Demystifying Dependence and Why it is Important in Causal Inference and Causal Validation

Author:Murphy | View: 27944 | Time: 2025-03-23 12:06:16

Introduction

Causal Inference is an emergent branch of data science concerned with determining the cause-and-effect relationship between events and outcomes and it has the potential to significantly add to the value that machine learning can generate for organisations.

For example, a traditional machine learning algorithm can predict which loan customers are likely to default thereby enabling proactive intervention with customers. However, although this algorithm will be useful to reduce loan defaults, it will have no concept of why they occurred and whilst pro-active intervention is useful knowing the reasons for defaults would enable the underlying cause to be addressed. In this world pro-active intervention may no longer be necessary because the factors that lead to defaulting have been permanently cured.
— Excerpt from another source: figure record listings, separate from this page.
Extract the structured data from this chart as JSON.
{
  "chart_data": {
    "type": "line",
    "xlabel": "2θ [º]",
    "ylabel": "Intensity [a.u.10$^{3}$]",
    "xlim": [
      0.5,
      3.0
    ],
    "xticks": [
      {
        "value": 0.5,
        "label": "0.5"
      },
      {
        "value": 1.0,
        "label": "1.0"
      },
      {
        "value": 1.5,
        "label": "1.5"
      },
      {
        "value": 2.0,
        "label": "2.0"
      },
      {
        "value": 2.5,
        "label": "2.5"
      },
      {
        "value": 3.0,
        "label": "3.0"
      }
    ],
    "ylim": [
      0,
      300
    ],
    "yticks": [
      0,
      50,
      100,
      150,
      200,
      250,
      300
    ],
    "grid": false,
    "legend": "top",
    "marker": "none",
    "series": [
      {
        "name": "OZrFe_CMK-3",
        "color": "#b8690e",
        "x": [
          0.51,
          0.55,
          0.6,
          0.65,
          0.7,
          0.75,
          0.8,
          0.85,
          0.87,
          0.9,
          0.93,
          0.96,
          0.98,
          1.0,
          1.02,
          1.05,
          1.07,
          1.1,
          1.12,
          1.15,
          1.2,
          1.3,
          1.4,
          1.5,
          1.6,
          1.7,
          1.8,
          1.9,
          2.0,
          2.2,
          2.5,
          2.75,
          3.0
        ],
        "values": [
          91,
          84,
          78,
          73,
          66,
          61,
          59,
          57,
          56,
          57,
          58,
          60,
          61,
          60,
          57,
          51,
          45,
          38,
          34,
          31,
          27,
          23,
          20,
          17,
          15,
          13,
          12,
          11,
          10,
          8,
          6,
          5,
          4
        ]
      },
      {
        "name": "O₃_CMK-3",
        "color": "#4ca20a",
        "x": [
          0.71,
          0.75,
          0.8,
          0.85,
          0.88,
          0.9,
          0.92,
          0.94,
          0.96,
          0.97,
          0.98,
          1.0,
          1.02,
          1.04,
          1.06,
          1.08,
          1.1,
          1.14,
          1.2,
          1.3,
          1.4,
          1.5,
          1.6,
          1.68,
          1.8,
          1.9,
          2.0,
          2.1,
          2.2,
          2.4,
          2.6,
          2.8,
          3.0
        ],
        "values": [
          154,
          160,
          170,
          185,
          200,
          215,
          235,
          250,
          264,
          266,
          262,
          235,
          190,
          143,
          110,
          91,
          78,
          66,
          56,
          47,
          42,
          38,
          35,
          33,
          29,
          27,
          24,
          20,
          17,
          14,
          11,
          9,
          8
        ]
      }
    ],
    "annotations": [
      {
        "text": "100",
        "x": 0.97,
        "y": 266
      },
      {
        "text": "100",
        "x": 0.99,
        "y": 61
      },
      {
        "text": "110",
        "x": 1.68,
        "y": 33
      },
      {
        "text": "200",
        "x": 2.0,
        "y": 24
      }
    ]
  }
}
This is the promise of Causal Inference and why it has the potential to deliver significant impact and outcomes to those organisations that can harness that potential.

There are a number of different approaches but the most common approach typically starts by augmenting the data with a "Directed Acyclic Graph" which encapsulates and visualises the causal relationships in the data and then uses causal inference techniques to ask "what-if" type questions.

The Problem

A Directed Acyclic Graph (DAG) that encapsulates the causal relationships in the data is typically constructed manually (or semi-manually) by data scientists and domain experts working together. Hence the DAG could be wrong which would invalidate any causal calculations leading to flawed conclusions and potentially incorrect decisions.

The Opportunity

A range of techniques exist for "Causal Validation" (the process of validating the DAG against the data) and if these techniques work they can minimise or eliminate errors in the DAG thereby ensuring that the calculations and conclusions are error-free.

The Way Forward

The statistical concept of dependence between random variables can be used to ascertain whether a relationship that exists in the DAG also exists in the data; if it does exist the DAG is more likely to be correct and if not it is more likely to be incorrect.

Getting Started

We are going to need an example DAG to work through the problem which has enough nodes and links to enable a deep exploration of causal validation …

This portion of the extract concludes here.